Right Wing Watch was johnny-on-the-spot with DeMint's bizarre Civil War revisionism (emphasis added):

DeMint: This progressive, the whole idea of being progressive is to progress away from those ideas that made this country great. What we're trying to conserve as conservative are those things that work. They work today, they work for young people, they work for minorities and we can change this country and change its course very quickly if we just remember what works.

Newcombe: What if somebody, let's say you're talking with a liberal person and they were to turn around and say, 'that Founding Fathers thing worked out really well, look at that Civil War we had eighty years later.'

DeMint: Well the reason that the slaves were eventually freed was the Constitution, it was like the conscience of the American people. Unfortunately there were some court decisions like Dred Scott and others that defined some people as property, but the Constitution kept calling us back to 'all men are created equal and we have inalienable rights' in the minds of God. But a lot of the move to free the slaves came from the people, it did not come from the federal government. It came from a growing movement among the people, particularly people of faith, that this was wrong. People like Wilberforce who persisted for years because of his faith and because of his love for people. So no liberal is going to win a debate that big government freed the slaves. In fact, it was Abraham Lincoln, the very first Republican, who took this on as a cause and a lot of it was based on a love in his heart that comes from God.

Full audio:

There are too many hilarious factual inaccuracies in this short passage to count in short measure, so I'll just tackle a few. Feel free to add more in the contents:

  • Pretty sure the Union Army counts as "big government."
  • Pretty sure Abe Lincoln counts as "big government."
  • Pretty sure Abe Lincoln articulated how what we now derisively call "big government" was actually the democratically representative conscience of the American people with which DeMint tries to garb himself here. Pretty sure that's why Lincoln, in his Gettysburg address, defended the war against slavemongers as a "new birth of freedom," a fight to ensure "that government of the people, by the people, for the people, shall not perish from the earth."
  • Pretty sure the consciences of abolitionists didn't end slavery, unless by "the consciences of abolitionists" you mean "U.S. Grant's willingness to throw wave after wave of soldiers at the exhausted Confederate Virginia reserves until they finally, grudgingly, gave up the ghost."
  • Pretty sure the pro-slavery South didn't put much stock in the U.S. Constitution, especially when setting up their own. "Let us be no longer duped by paper securities," a leading secessionist from DeMint's home state said of the American founding fathers' crowning achievement just before South Carolina led the mass split from the Union.
  • In fact, here's that same secessionist from DeMint's backyard, articulating the conscience of the American people in that backyard, in 1861: "[A]s there is no common bond of sympathy or interest between the North and the South, all efforts to preserve this Union will not only be fruitless but fatal to the less numerous section."
  • Actually, it wasn't the Constitution of the founding fathers that ended slavery, although it did set up a nice scheme for white landed Southerners to get federal big-gubment representation for a share of their slaves. The Constitution didn't weigh in until the South was broken and the 13th, 14th, and 15th Amendments were passed, according to this link from this place where DeMint used to work.
  • Funny that DeMint mentions William Wilberforce, a wealthy elite Briton who sat in Parliament, as a paragon of America's anti-slavery spirit, but he doesn't mention John Brown, the American religious zealot who did some killin' to make his abolitionist viewpoint known.
  • Oh, and also, slavery may have ended de jure between 1863 and 1865, but "the conscience of the American people," especially in the South, was sorta slow to catch up, both back then and also more recently.

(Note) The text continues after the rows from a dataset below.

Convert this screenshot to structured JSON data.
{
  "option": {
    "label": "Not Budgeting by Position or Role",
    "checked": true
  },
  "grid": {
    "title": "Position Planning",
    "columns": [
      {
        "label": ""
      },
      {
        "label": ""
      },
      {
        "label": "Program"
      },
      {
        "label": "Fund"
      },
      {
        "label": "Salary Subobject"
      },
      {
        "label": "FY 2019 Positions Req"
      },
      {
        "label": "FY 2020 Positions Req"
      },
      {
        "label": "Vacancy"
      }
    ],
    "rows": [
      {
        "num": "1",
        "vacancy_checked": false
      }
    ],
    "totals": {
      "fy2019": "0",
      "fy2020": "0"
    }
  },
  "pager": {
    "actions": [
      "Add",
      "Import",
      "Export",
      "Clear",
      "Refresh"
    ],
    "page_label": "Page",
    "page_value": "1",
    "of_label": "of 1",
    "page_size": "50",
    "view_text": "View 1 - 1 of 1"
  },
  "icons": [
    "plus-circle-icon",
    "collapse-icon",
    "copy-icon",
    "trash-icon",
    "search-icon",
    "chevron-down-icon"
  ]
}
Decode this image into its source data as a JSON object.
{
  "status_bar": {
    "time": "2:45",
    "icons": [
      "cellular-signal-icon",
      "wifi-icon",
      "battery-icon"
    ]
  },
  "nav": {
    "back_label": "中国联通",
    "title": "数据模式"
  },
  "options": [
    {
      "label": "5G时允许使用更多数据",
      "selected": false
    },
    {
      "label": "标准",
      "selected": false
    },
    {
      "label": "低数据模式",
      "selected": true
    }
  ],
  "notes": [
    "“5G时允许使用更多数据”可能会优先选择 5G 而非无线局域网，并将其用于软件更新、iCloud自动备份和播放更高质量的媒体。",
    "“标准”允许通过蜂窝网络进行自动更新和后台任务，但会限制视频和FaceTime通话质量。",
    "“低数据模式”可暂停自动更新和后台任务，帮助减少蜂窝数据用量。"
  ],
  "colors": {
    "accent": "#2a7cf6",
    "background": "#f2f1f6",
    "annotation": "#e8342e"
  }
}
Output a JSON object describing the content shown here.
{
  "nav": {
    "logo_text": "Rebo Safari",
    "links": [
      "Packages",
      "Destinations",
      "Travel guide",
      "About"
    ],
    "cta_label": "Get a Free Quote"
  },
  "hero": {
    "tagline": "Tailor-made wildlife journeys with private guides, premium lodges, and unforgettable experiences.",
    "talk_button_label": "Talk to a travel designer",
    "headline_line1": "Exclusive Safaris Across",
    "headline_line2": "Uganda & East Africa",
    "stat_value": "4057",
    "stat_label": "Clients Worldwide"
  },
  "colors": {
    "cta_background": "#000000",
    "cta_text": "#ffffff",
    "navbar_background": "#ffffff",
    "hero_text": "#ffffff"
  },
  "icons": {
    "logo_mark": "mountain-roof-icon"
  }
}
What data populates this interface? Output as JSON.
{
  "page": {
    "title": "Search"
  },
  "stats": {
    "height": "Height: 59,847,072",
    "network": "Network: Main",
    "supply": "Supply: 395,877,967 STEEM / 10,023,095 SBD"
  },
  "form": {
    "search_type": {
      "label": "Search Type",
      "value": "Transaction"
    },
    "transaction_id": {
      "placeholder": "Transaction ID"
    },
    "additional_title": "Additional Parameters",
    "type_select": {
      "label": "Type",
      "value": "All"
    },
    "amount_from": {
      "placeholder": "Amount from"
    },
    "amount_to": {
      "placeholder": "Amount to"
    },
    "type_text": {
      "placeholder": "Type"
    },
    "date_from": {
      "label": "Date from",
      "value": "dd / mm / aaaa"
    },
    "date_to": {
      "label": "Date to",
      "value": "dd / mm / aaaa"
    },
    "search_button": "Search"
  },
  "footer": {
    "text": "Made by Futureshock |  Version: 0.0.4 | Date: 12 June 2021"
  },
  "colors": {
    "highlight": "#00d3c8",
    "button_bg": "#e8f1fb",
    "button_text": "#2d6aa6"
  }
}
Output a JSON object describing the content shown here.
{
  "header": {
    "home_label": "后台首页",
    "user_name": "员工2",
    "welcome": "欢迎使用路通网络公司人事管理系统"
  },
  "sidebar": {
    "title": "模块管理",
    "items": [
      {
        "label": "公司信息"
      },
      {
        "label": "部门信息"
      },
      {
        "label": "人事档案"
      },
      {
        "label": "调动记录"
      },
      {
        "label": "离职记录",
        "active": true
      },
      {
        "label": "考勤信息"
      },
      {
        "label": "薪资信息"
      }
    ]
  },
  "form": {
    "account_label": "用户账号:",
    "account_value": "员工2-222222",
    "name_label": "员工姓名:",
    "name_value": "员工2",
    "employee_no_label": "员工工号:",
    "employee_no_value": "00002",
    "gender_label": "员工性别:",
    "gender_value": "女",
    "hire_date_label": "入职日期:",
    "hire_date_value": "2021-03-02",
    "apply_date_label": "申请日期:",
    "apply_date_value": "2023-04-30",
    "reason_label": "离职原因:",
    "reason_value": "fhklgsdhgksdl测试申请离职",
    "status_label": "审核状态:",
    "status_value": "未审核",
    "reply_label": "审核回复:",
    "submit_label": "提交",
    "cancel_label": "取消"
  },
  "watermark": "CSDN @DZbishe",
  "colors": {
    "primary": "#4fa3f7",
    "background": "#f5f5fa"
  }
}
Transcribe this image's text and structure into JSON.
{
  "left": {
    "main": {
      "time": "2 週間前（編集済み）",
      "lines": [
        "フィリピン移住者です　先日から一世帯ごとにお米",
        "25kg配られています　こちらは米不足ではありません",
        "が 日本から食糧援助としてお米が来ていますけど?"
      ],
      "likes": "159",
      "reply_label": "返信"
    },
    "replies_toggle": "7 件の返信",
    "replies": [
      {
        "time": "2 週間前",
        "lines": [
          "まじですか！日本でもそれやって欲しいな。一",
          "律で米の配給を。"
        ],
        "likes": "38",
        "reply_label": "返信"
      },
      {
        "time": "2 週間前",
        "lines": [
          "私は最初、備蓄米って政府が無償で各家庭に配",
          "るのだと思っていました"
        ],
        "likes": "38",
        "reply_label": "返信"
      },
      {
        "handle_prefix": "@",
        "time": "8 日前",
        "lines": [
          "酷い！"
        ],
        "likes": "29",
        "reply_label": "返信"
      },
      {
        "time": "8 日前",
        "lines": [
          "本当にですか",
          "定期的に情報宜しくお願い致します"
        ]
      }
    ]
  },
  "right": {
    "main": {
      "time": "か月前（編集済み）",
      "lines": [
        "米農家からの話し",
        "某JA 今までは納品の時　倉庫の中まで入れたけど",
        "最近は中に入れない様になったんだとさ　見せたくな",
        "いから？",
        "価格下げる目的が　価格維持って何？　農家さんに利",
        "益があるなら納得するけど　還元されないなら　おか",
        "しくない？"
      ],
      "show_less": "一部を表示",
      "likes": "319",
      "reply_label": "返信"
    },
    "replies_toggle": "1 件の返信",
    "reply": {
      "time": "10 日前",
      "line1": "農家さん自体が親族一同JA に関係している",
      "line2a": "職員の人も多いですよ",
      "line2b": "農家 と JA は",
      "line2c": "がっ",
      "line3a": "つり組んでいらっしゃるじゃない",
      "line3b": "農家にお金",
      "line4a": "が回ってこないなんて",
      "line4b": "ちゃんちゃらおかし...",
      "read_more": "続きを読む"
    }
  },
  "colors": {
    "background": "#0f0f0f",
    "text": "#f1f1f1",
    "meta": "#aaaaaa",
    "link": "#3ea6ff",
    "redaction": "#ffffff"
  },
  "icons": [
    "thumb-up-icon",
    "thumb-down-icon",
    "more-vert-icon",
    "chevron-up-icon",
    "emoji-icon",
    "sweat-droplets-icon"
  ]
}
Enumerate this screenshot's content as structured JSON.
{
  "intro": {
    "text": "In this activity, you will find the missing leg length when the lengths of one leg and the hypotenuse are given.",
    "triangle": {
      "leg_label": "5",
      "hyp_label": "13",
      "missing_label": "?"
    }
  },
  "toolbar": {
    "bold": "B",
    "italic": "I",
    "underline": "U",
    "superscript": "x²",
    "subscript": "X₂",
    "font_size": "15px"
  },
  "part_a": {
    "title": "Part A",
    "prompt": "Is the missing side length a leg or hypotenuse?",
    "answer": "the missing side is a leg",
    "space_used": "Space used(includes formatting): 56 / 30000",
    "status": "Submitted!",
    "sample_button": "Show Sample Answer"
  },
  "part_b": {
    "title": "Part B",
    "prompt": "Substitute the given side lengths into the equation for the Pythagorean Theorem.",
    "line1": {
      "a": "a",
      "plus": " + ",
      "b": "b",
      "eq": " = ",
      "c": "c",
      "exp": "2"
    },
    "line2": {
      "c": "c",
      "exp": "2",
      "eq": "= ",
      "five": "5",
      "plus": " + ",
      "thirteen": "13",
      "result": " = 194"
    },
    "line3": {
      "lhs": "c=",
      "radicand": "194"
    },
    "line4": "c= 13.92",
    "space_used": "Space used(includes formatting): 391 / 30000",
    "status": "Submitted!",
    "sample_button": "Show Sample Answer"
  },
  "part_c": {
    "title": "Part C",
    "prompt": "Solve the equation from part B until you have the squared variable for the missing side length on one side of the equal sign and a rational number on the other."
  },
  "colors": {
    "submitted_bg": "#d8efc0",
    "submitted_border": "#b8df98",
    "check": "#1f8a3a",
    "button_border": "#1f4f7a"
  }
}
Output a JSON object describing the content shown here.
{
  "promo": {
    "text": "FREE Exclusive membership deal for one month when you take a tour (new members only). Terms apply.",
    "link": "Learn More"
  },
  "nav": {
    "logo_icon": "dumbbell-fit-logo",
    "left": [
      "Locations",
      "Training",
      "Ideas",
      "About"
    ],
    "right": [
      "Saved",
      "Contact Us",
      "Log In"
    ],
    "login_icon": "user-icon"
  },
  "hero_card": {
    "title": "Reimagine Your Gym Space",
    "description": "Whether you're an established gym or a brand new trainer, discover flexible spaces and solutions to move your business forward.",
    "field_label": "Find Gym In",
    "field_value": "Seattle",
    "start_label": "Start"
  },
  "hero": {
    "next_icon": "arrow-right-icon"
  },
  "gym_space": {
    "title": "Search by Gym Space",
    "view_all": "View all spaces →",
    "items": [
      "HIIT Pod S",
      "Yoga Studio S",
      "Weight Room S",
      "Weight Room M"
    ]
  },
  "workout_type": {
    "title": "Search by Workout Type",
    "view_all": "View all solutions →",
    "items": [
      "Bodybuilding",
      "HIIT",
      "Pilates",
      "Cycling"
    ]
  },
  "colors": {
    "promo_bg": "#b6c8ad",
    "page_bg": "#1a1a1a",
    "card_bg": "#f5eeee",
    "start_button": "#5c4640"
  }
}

But hey, these are mere facts. Facts that were probably approved by some Common Core Big Government Socialist someplace. Tyrannical facts! The conscience of the American people knows better.

Which is why DeMint took the rest of his time on the radio show to explain that the conscience of the American people consists in denying same-sex life partners the same financial and social benefits enjoyed by straight couples. Do you hear Jim DeMint, American conscience? Of course you do. He is you: L'amérique, c'est moi!